As I’ve written before, normal people aren’t picking Android because of the same reasons, or at least not in the same context. Nerds buy Android phones because of openness and choice, because they want to hack, disassemble, modify and change the device. But these qualities are valuable to carriers and manufacturers, as they allow each to control the unique devices, and therefore the sway of the platform. From “Open”:
As far as I can surmise, Android is not winning based on some perceived merits of its usefulness, style or other subjective qualities. Rather, the reason it is (and will always be) beating iOS in market share is because it’s cheap to implement and free for third-party vendors to customise.

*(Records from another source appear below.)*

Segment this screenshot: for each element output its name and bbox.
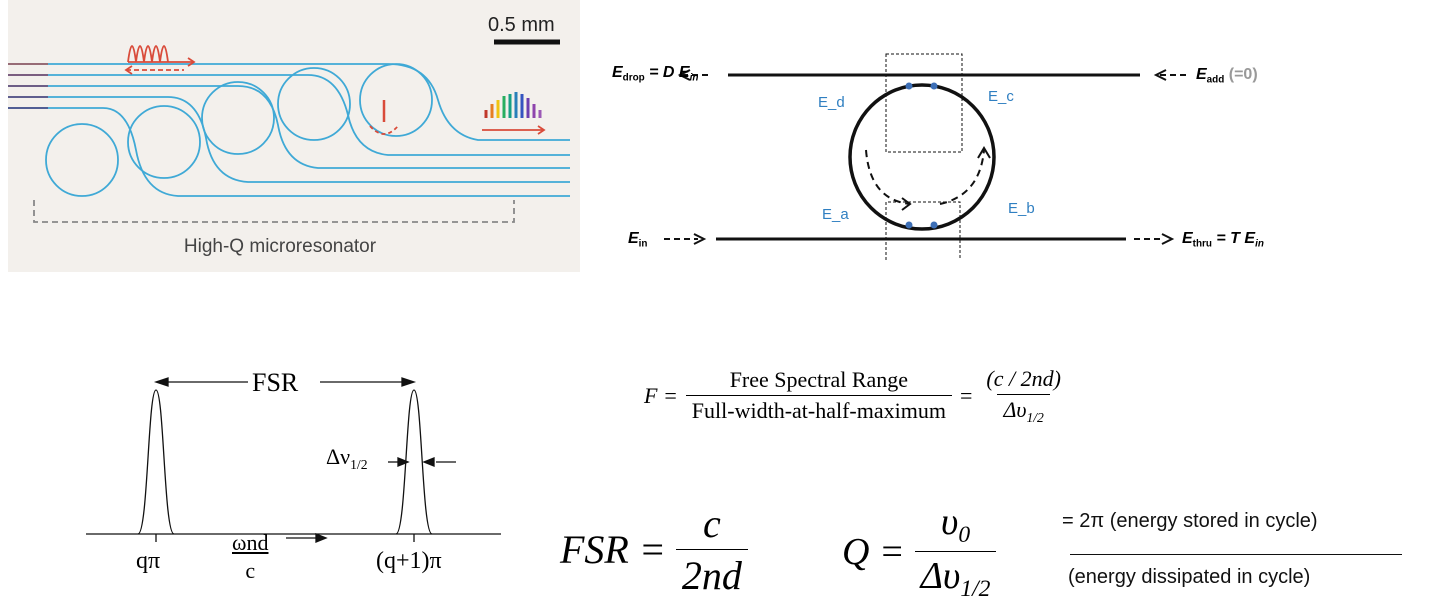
ring-coupler-drawing bbox=[664, 53, 1186, 260]
microresonator-label: High-Q microresonator bbox=[183, 236, 377, 257]
q-energy-numerator: = 2π (energy stored in cycle) bbox=[1062, 510, 1318, 532]
axis-left-label: qπ bbox=[136, 548, 161, 574]
microresonator-drawing bbox=[8, 39, 570, 223]
finesse-equation: F = Free Spectral Range Full-width-at-hal… bbox=[644, 366, 1061, 425]
axis-variable: ωnd c bbox=[232, 530, 269, 583]
fsr-equation: FSR = c 2nd bbox=[560, 500, 748, 599]
point-b-label: E_b bbox=[1008, 200, 1035, 217]
q-energy-denominator: (energy dissipated in cycle) bbox=[1068, 566, 1311, 588]
e-in-label: Ein bbox=[628, 230, 648, 250]
peak-q-plus-1 bbox=[395, 389, 433, 535]
e-drop-label: Edrop = D Ein bbox=[612, 64, 699, 84]
fsr-label: FSR bbox=[252, 368, 299, 397]
peak-q bbox=[137, 389, 175, 535]
q-equation: Q = υ0 Δυ1/2 bbox=[842, 500, 997, 603]
e-add-label: Eadd (=0) bbox=[1196, 66, 1258, 86]
q-energy-fraction-bar bbox=[1070, 554, 1402, 555]
axis-right-label: (q+1)π bbox=[376, 548, 442, 574]
point-c-label: E_c bbox=[988, 88, 1014, 105]
linewidth-label: Δν1/2 bbox=[326, 444, 368, 472]
point-d-label: E_d bbox=[818, 94, 845, 111]
microresonator-panel bbox=[8, 0, 580, 272]
point-a-label: E_a bbox=[822, 206, 849, 223]
scale-label: 0.5 mm bbox=[488, 14, 555, 36]
e-thru-label: Ethru = T Ein bbox=[1182, 230, 1264, 250]
fsr-spectrum bbox=[86, 377, 501, 543]
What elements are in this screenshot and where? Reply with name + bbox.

In other words, manufacturers implement it because it’s something that vendors can install, and it’s the OS that makes the carriers happiest. They all have their fingers in the pie. Consumers buy the devices because they’re inundated with them the moment they step into the store.
Time will tell if this fragmentation and these upgrade difficulties will hurt Android in the market.
Yeah just like how all the people using old PCs with Windows XP on them are hurting Windows in the market.
They’re not hurting Microsoft in terms of market share, but they are hurting the ability for the platform to function effectively. There are thousands of new APIs in Vista and 7 which software developers should be able to use, but they can’t because they can’t risk incompatibility with XP. Likewise for Android developers, except replace “Vista and 7” with “Ice Cream Sandwich”, and “XP” with “Gingerbread”.
I wonder if people really just don’t think history is relevant to computing. Whenever there is an apt comparison people just overlook it entirely. I’m beginning to think it’s on purpose.
Okay.
And then there’s this piece, which I won’t delve into too deeply (I’ve covered much of it here). I did like this, though:
If I have a side it’s “intelligence” and “objectivity”. Sure, my “Meh” post where I go off on an extended rant about how pissed off I am about being cockslapped constantly by nitpicky overly-defensive Apple fans dips out of “intelligence” and into “angry rambling” but I never jump outside of “objectivity” as far as I know.
“Stop picking on me while I pick on someone else.”